C’è un luogo, a sud di Addis Abeba, dove l’Etiopia sta provando a riscrivere il proprio futuro nei cieli. Non è solo un cantiere, né semplicemente un nuovo aeroporto: Bishoftu rappresenta una dichiarazione d’intenti. Qui prende forma una visione che guarda ben oltre i confini nazionali e che ambisce a ridisegnare le rotte dell’aviazione africana.
Il progetto del Bishoftu International Airport, ufficialmente avviato con la posa della prima pietra il 10 gennaio, nasce da un dato di fatto: il traffico aereo in Africa cresce a ritmi sostenuti e Addis Abeba è già oggi uno dei principali nodi di collegamento del continente.
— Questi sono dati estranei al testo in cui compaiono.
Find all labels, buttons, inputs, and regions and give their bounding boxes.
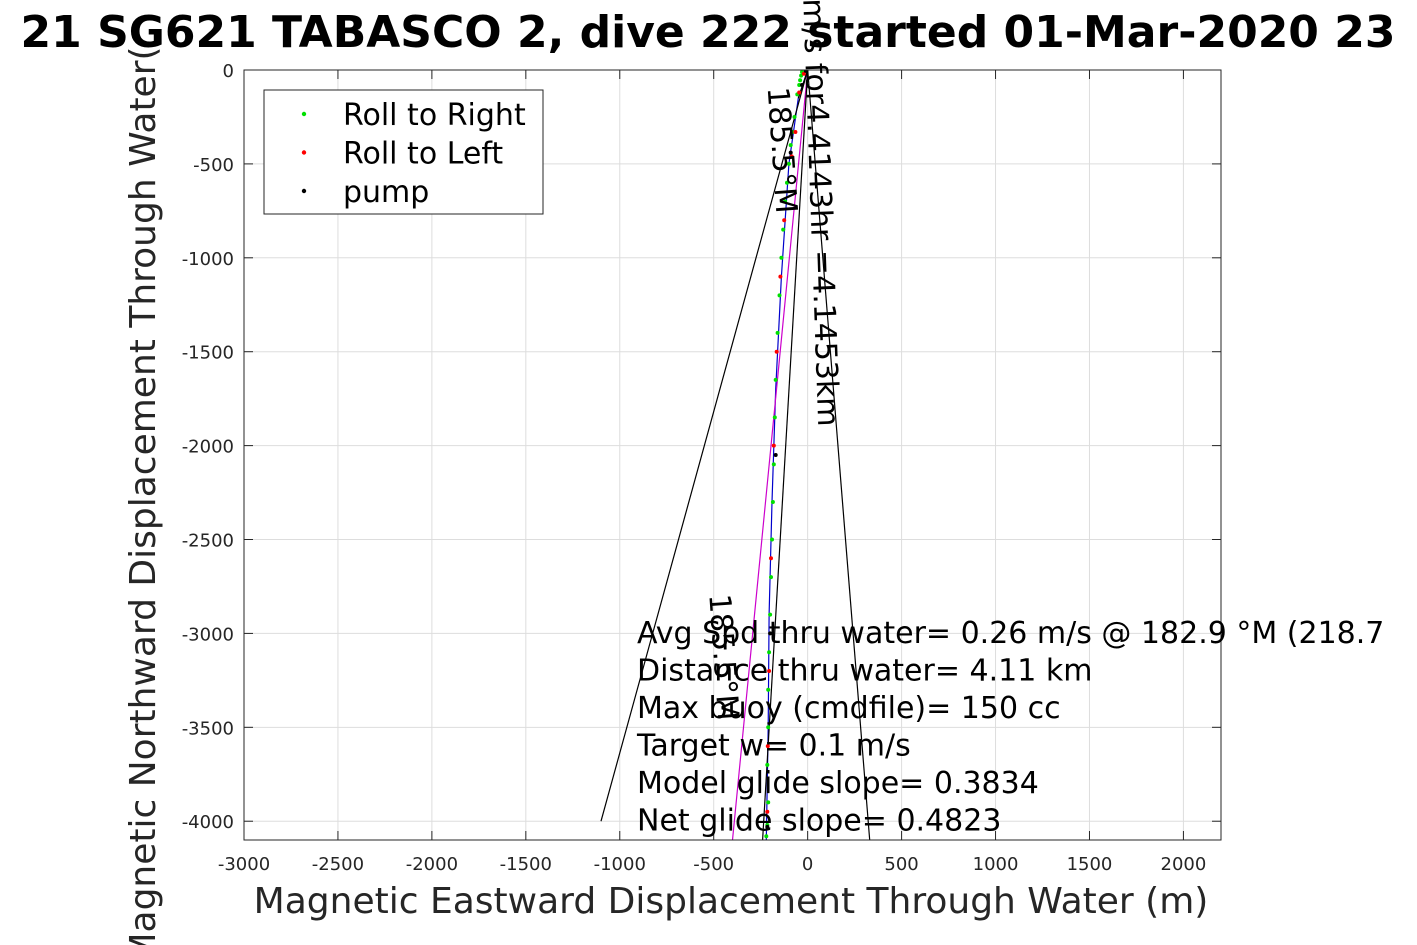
data-point [773,377,778,382]
ray-west-line [600,70,809,822]
ray-south-line [762,70,809,840]
stat-line: Model glide slope= 0.3834 [637,766,1039,801]
data-point [765,744,770,749]
data-point [770,537,774,542]
data-point [765,809,770,814]
model-line [731,70,809,840]
x-tick-label: 1000 [973,854,1019,875]
data-point [770,500,775,504]
data-point [790,130,795,134]
stat-line: Distance thru water= 4.11 km [637,654,1092,689]
ray-east-line [807,70,871,840]
data-point [765,824,770,829]
legend-marker [301,150,307,155]
legend-box [263,89,544,215]
data-point [772,415,777,420]
data-point [768,631,773,636]
data-point [788,143,793,148]
data-point [771,462,776,467]
y-tick-label: -2000 [182,437,234,458]
x-tick-label: -2000 [406,854,458,875]
y-tick-label: -3000 [182,624,234,645]
data-point [769,556,773,561]
y-tick-label: -2500 [182,531,234,552]
stat-line: Avg Spd thru water= 0.26 m/s @ 182.9 °M … [637,616,1384,651]
y-tick-label: -1500 [182,343,234,364]
stat-line: Target w= 0.1 m/s [636,729,911,764]
x-tick-label: -500 [693,854,734,875]
data-point [767,650,772,655]
data-point [767,669,772,673]
legend-entry-label: Roll to Right [343,98,526,133]
y-tick-label: -500 [193,155,234,176]
data-point [800,83,804,87]
data-point [788,150,793,155]
data-point [793,130,798,134]
legend-entry-label: Roll to Left [343,137,503,172]
data-point [783,199,788,204]
data-point [798,78,803,83]
data-point [785,180,789,185]
x-tick-labels: -3000 -2500 -2000 -1500 -1000 -500 0 500 1000 150… [218,854,1206,875]
data-point [803,70,808,73]
data-point [778,274,783,279]
data-point [766,725,771,730]
x-tick-label: 2000 [1161,854,1207,875]
data-point [774,349,779,354]
data-point [801,71,806,76]
data-point [764,834,769,839]
data-point [797,83,802,87]
data-point [797,90,802,95]
x-tick-label: -1000 [594,854,646,875]
data-point [773,453,778,457]
stat-line: Net glide slope= 0.4823 [637,804,1001,839]
x-tick-label: 1500 [1067,854,1113,875]
legend-marker [301,188,307,194]
data-point [777,293,782,298]
y-tick-label: -3500 [182,718,234,739]
y-axis-label: Magnetic Northward Displacement Through … [123,46,164,945]
data-point [786,161,791,166]
y-tick-label: -1000 [182,249,234,270]
x-tick-label: -1500 [500,854,552,875]
data-point [768,612,773,617]
legend-entry-label: pump [343,175,429,210]
stat-line: Max buoy (cmdfile)= 150 cc [637,691,1061,726]
legend-marker [301,111,307,117]
chart-title: 21 SG621 TABASCO 2, dive 222 started 01-… [21,7,1396,58]
x-tick-label: -2500 [312,854,364,875]
data-point [782,218,787,223]
roll-to-left-series [765,71,806,814]
data-point [781,227,786,232]
x-tick-label: 500 [884,854,918,875]
pump-series [765,70,808,829]
y-tick-label: 0 [223,61,234,82]
x-tick-label: 0 [802,854,813,875]
data-point [792,115,797,119]
plot-layer [600,70,871,840]
data-point [775,330,780,335]
data-point [766,687,771,692]
data-point [766,800,771,805]
y-tick-label: -4000 [182,812,234,833]
stats-block: Avg Spd thru water= 0.26 m/s @ 182.9 °M … [636,616,1384,839]
data-point [779,255,784,260]
y-tick-labels: 0 -500 -1000 -1500 -2000 -2500 -3000 -3500 -4000 [182,61,234,833]
x-axis-label: Magnetic Eastward Displacement Through W… [254,881,1209,922]
roll-to-right-series [764,70,804,839]
data-point [789,154,794,159]
data-point [771,443,776,448]
x-tick-label: -3000 [218,854,270,875]
plot-frame [243,69,1222,841]
data-point [769,575,773,580]
data-point [765,762,770,767]
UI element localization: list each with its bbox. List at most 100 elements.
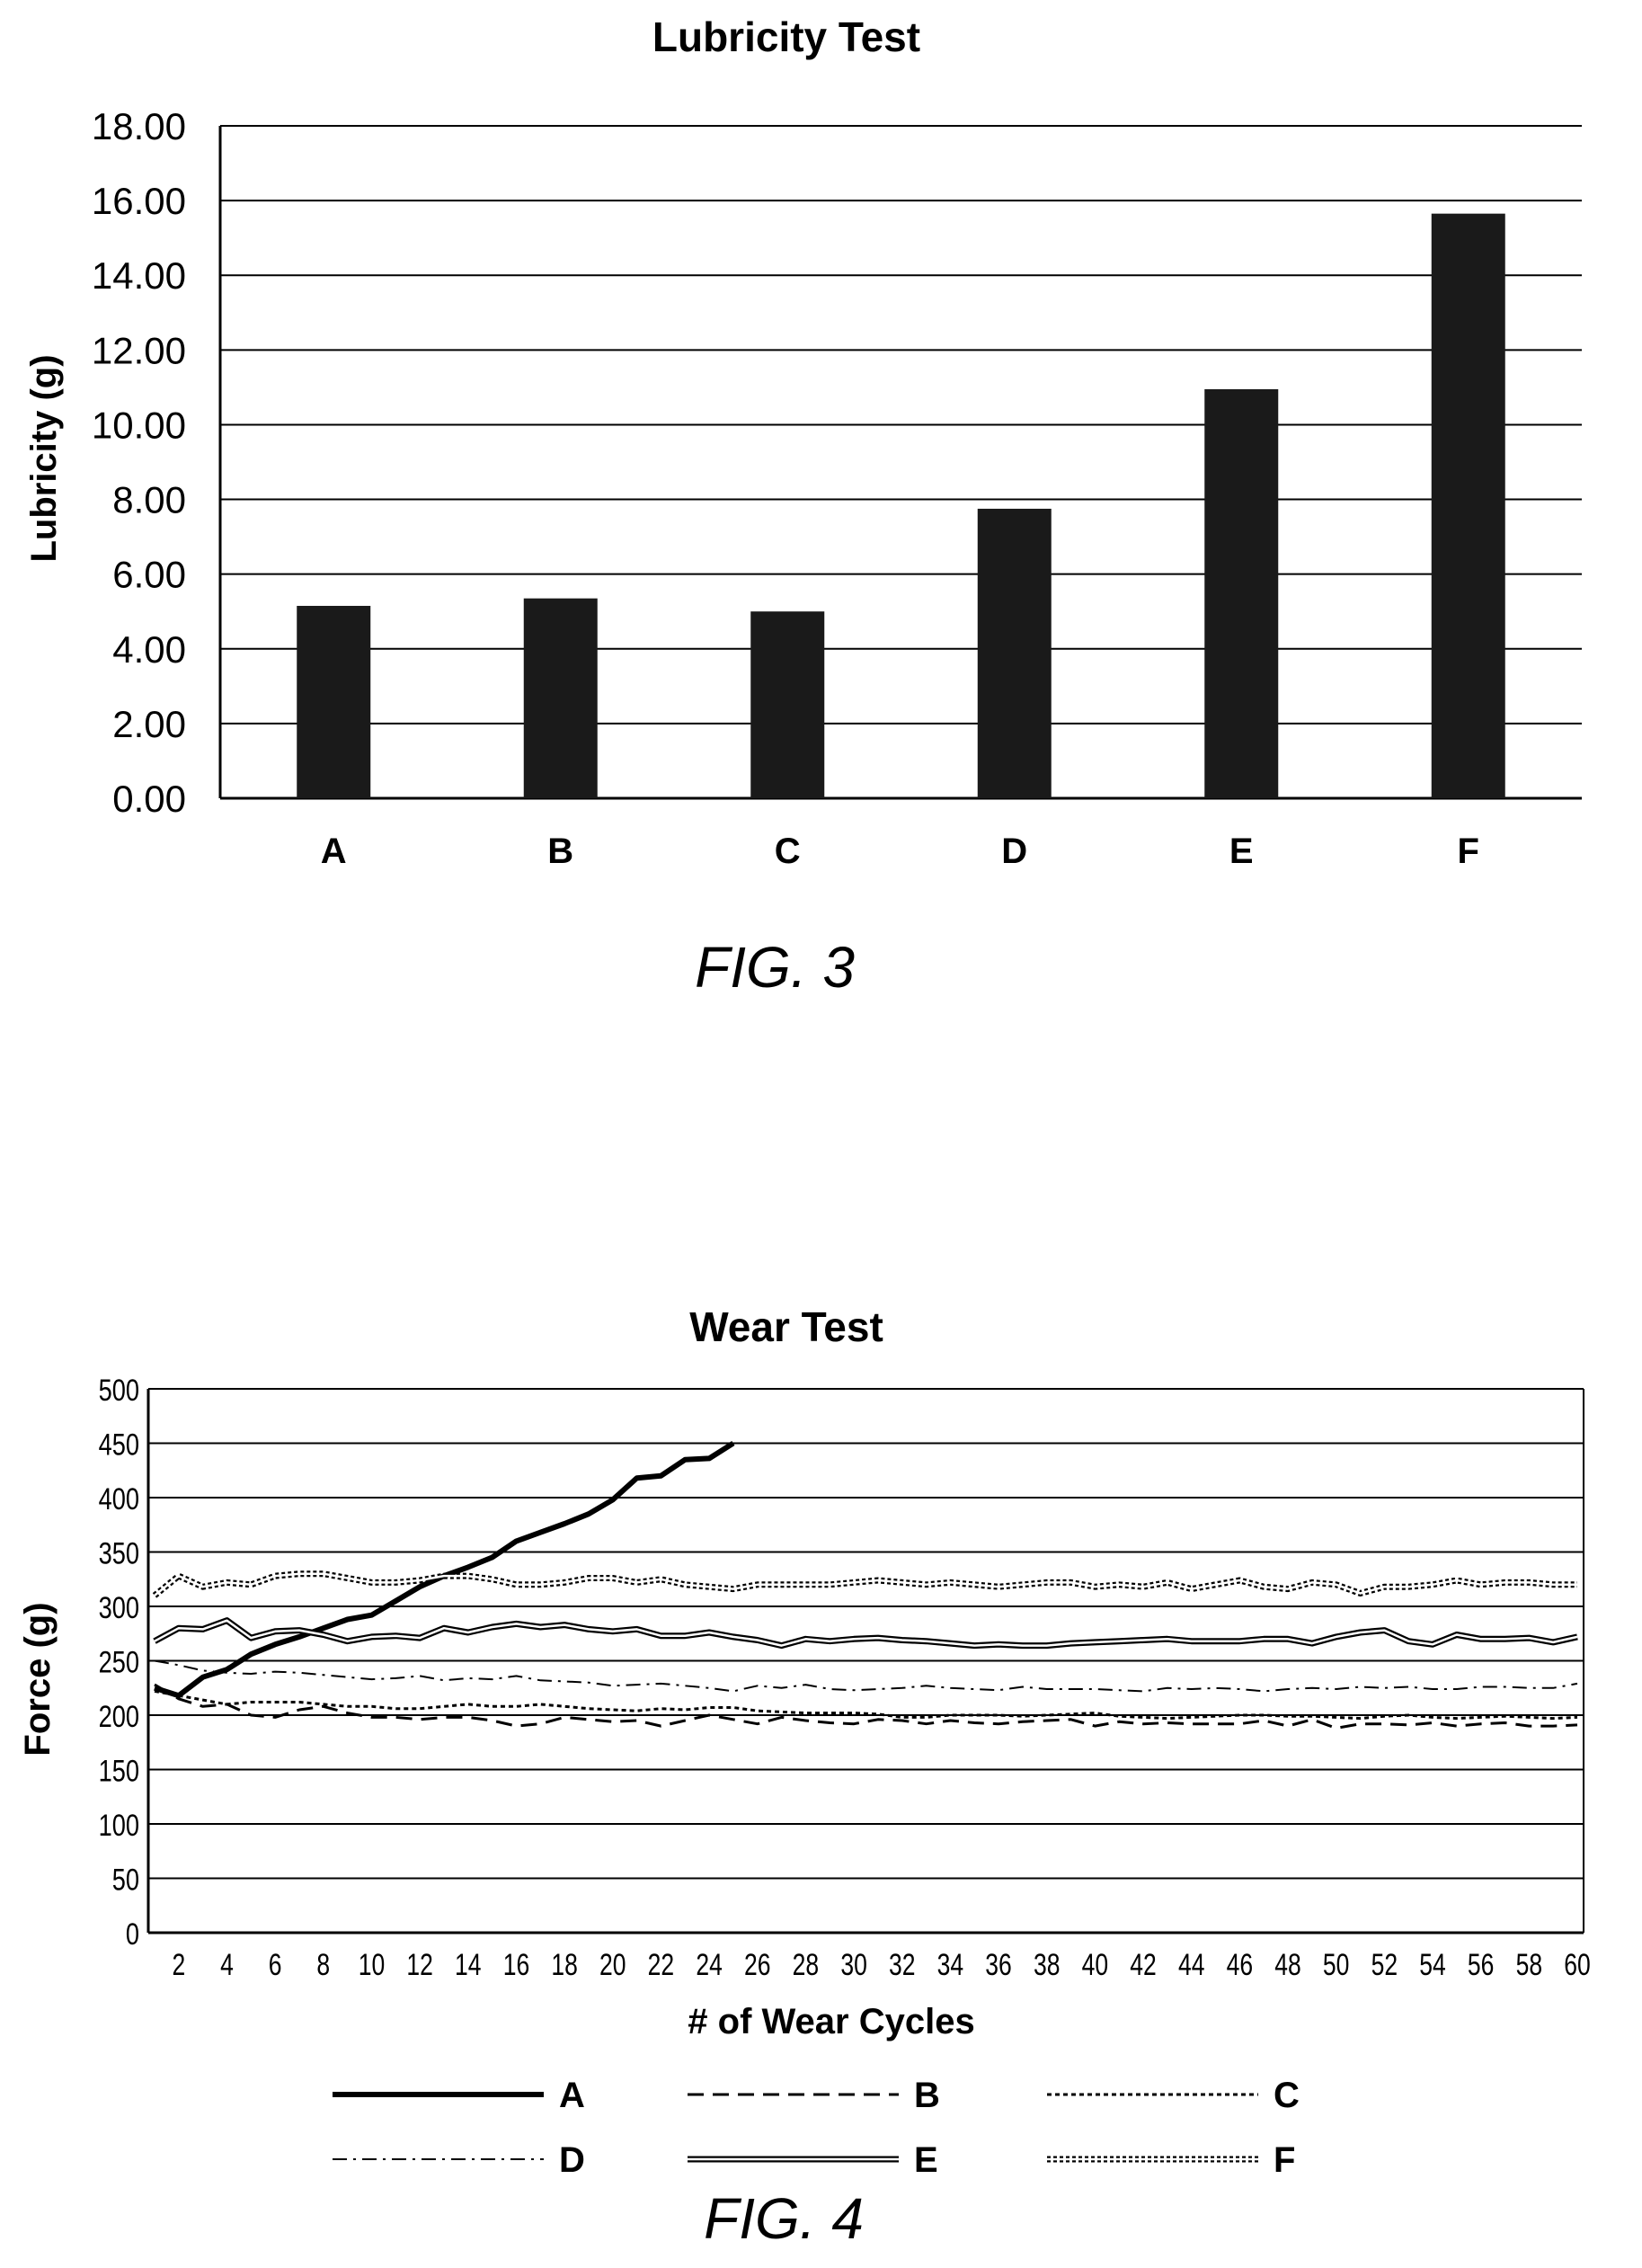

Ethiopian Airlines, protagonista assoluta di questa trasformazione, ha deciso di anticipare il futuro investendo 12,5 miliardi di dollari in un’infrastruttura pensata per durare decenni.
Un hub pensato per il mondo (e per chi è solo di passaggio)
A differenza di molti grandi aeroporti, Bishoftu non è progettato solo per chi parte o arriva in Etiopia. L’obiettivo è intercettare il flusso globale dei viaggiatori in transito, che potrebbe arrivare a rappresentare fino all’80% del traffico totale. Un hub dove il tempo di attesa diventa esperienza e il passaggio si trasforma in sosta.
Il primo lotto sarà dimensionato per 60 milioni di passeggeri l’anno, ma il disegno complessivo spinge l’asticella molto più in alto: 110 milioni di viaggiatori, quattro piste operative e spazio per 270 aeromobili. Numeri che collocano Bishoftu nella stessa categoria dei grandi snodi globali, da Istanbul a Dubai.
La scelta della localizzazione non è casuale: quota più bassa rispetto all’attuale aeroporto di Bole, piste più lunghe e condizioni ideali per voli intercontinentali diretti, con benefici concreti in termini di efficienza e consumi.
Architettura come racconto del territorio
A dare forma a questa ambizione è lo studio Zaha Hadid Architects, chiamato a progettare un terminal che fosse allo stesso tempo funzionale e identitario. Il risultato è un’architettura fluida, attraversata da un asse centrale che richiama la Rift Valley, spina dorsale geografica e simbolica del Paese.
Gli spazi interni saranno scanditi da materiali, cromie e soluzioni che riflettono la diversità culturale etiope, mentre l’organizzazione degli ambienti privilegia percorsi intuitivi e trasferimenti rapidi tra i gate. Non mancheranno hotel, aree verdi, spazi all’aperto, ristorazione e intrattenimento: un aeroporto pensato per essere vissuto, non solo attraversato.
Sostenibilità e sviluppo: non solo una questione di voli
Bishoftu nasce anche con l’ambizione di diventare un modello di sostenibilità per l’intero continente. Il progetto punta alla certificazione LEED Gold, integrando ventilazione naturale, schermature solari e ampie aree semi-aperte per ridurre il fabbisogno energetico. La gestione dell’acqua prevede il recupero delle piogge tramite sistemi naturali come wetlands e bioswales, mentre il fotovoltaico contribuirà alla produzione di energia in loco.
L’impatto, però, non sarà solo ambientale. Attorno all’aeroporto sorgerà una vera Airport City, collegata ad Addis Abeba e allo scalo di Bole tramite una linea ferroviaria ad alta velocità. Un polo destinato a generare decine di migliaia di posti di lavoro e a rafforzare il ruolo dell’Etiopia come piattaforma logistica, economica e culturale.
La realizzazione avverrà per fasi, con una prima apertura parziale prevista intorno al 2030. Ma il messaggio è già chiaro oggi: l’Etiopia non si limita a inseguire la crescita del trasporto aereo africano. Vuole guidarla.